More delays expected at new inspection station |

More delays expected at new inspection station

Emma Garrard/Sierra Sun A truck drives through the new agricultural inspection station on Interstate 80 Tuesday afternoon. The station is still not open because of construction delays.

The new agricultural inspection station on Interstate 80 continues to be hampered by construction delays.

East-bound traffic has not yet been routed through the $20 million inspection station, which was originally set to open Dec. 15, then pushed back to early January.

Meanwhile, equipment from the old “bug station” has been removed, and Caltrans is planning to resurface and re-strip that section of I-80.

Jay Van Rein, an information officer for the California Department of Food and Agriculture, said the contractor reported issues with suppliers and construction, but the contractor wasn’t willing to venture a guess as to when the project would be complete.

“They’ve guessed wrong enough times they don’t want to guess again,” Van Rein said.

Construction should be completed after the approval of revised fire suppression plans at the new facility. Fire concerns were raised due to the structure’s proximity to Tahoe National Forest, Van Rein said.

Commercial vehicle inspection continues to be run out of a temporary trailer at the new site near the California Highway Patrol scales, Van Rein said, and the fate of private vehicle inspection is still unknown.

A pilot project in Needles, Calif., testing the need to inspect private vehicles for prohibited materials, will be completed in June, Van Rein said, and may determine whether or not private vehicles will ever be checked in Truckee.

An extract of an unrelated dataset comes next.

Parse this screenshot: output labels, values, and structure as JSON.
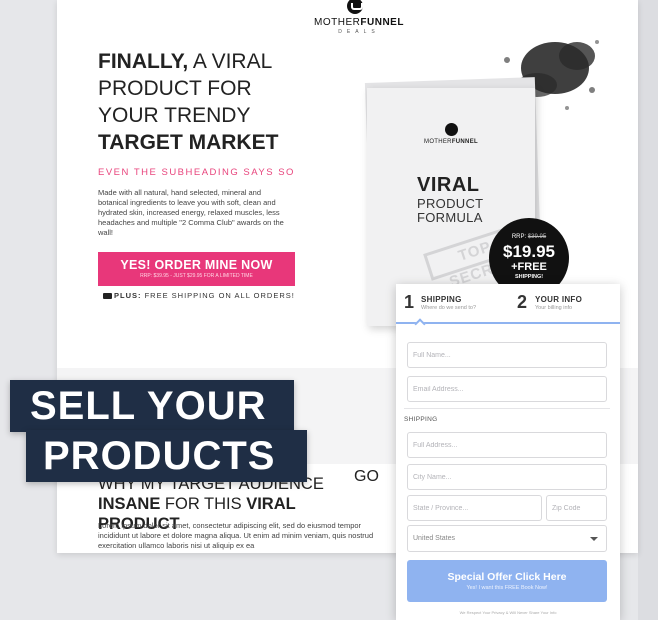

A benefit of the relocation is less traffic disruption for Truckee drivers ” instead focusing on vehicles coming from across the state line, Van Rein said.

According to an e-mail from Van Rein, the old site in Truckee saw an average of 30,500 vehicles passing through per day, while the new site east of Truckee sees 24,400 per day.

Confusion over lane delineation on Interstate 80 at the previous agricultural inspection station will be addressed by Caltrans, said Al Reed, resident engineer for Caltrans in Truckee.

“That will be taken care of as soon as the contractor can get to it,” Reed said. “They will use a diamond-blade pavement grinder and grind the pavement down to the level of the recessed strips, smooth it out, and make new recesses with inlayed strips.”

A more complete overhaul of that section of I-80, stretching from Highway 89 south to the Donner Lake Interchange, is tentatively scheduled for the summer of 2008, Reed said.

“It’s scheduled for the summer, but a lot could happen between now and then,” Reed said.